The first line of the article says, “It’s no secret that an opposition to sustainable living exists.” That’s what got me thinking. Why would there be an opposition to sustainable living? People would probably respond, “profits,” or “control,” but realistically, the economies of scale don’t support the idea that companies large enough to “oppose sustainable living” would care much about the few people who want to truly “go off the grid,” and in my experience, people who work for governments care less about controlling others than they do about getting reelected or keeping their jobs. I’m having a hard time finding real reasons for a concerted, coordinated effort to “oppose sustainable living.” I’m certainly open to evidence of such a thing, but for now, let’s look at the rest of the article.

Even though the article title mentions “electricity grid,” the homeowner discussed was told she had to connect her house to an “approved” water source, but not an electrical grid. Let’s think about both.

For water, well, there comes a time when a government is responsible for protecting people even from themselves. Just like they can condemn a house for crumbling to the point of danger to the occupants, the law can keep people from having unsafe sewage disposal, unhygienic trash storage, or unsafe water sources.

But let’s talk about electricity, because it’s a topic that interests me.
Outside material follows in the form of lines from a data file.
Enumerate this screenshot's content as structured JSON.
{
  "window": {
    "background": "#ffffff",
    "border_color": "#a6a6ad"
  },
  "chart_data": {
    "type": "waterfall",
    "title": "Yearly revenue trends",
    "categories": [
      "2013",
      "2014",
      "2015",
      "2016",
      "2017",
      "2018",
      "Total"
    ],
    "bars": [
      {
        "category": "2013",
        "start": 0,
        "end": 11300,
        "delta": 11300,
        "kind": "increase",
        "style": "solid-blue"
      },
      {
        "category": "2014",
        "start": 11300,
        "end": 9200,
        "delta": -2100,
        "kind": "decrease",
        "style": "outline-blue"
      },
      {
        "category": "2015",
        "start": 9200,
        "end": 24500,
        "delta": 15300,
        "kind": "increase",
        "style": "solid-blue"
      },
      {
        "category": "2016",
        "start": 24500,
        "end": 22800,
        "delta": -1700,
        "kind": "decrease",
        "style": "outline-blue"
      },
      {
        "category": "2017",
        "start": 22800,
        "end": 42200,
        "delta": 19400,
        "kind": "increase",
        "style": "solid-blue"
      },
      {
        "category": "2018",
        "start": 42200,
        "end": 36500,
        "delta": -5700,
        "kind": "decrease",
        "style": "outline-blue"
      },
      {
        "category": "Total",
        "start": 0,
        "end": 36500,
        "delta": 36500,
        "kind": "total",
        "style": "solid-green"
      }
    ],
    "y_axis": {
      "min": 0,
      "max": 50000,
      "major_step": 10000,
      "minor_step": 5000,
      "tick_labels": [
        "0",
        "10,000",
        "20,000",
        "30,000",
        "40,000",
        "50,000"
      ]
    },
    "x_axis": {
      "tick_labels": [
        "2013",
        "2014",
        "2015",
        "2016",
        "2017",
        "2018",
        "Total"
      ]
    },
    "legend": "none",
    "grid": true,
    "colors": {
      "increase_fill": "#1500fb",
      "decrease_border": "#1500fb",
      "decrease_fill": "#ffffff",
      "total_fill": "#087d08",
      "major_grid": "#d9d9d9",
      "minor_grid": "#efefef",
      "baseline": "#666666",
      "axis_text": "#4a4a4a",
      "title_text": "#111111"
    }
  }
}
Specifically, let’s talk about people wanting to detach themselves from the power grid to avoid the costs of the grid.

The closest I can come up with regarding electricity is electric companies not wanting to lose customers.

Normally I would agree on this. But living on the tiny island of Kauai, with 67,000 people and no way to tap into the power grid of anywhere else, I’ve learned some things about power generation costs and infrastructure maintenance. It’s a closed-system case study of dealing with power costs.

We have a diesel-burning power plant here, as well as some solar plants, that provide all of our power to all of our homes and businesses. There are 37,000 electricity customers. The island is just a little bit bigger than inside the I-465 loop around Indianapolis, which has 1 million+ people.

So the 37,000 power customers on Kauai have to share the costs of maintaining the infrastructure of an area the size of Indianapolis. When someone goes off the grid here, that’s one less customer to help cover the costs of maintenance. Yet that customer gets the benefits of surrounding businesses having power, police and fire departments having power, street lights, cell towers, television signals, etc. etc. Just because their house is not drawing power from the power plant does not mean that person is truly “off the grid.”

Additionally, pretty much every house that self-generates power is also attached to the grid for power when their system fails. For example, solar power batteries only hold so much power when it’s cloudy, and these customers begin to draw power from the grid when they need it.

So we have a set monthly fee for every residence, and a much higher monthly fee for every business, whether they are “on the grid” or not. It’s like taxes – it’s one of the responsibilities of being part of a community.

Nobody is prevented from going off the grid. They can move to Montana and live in the woods. But being off the grid in a city is a whole different animal that involves community responsibility. It’s literally the same as when people complain about taxes while taking advantage of all the benefits of public expenditures. On the surface, the complaints make sense, but the issue is more complex.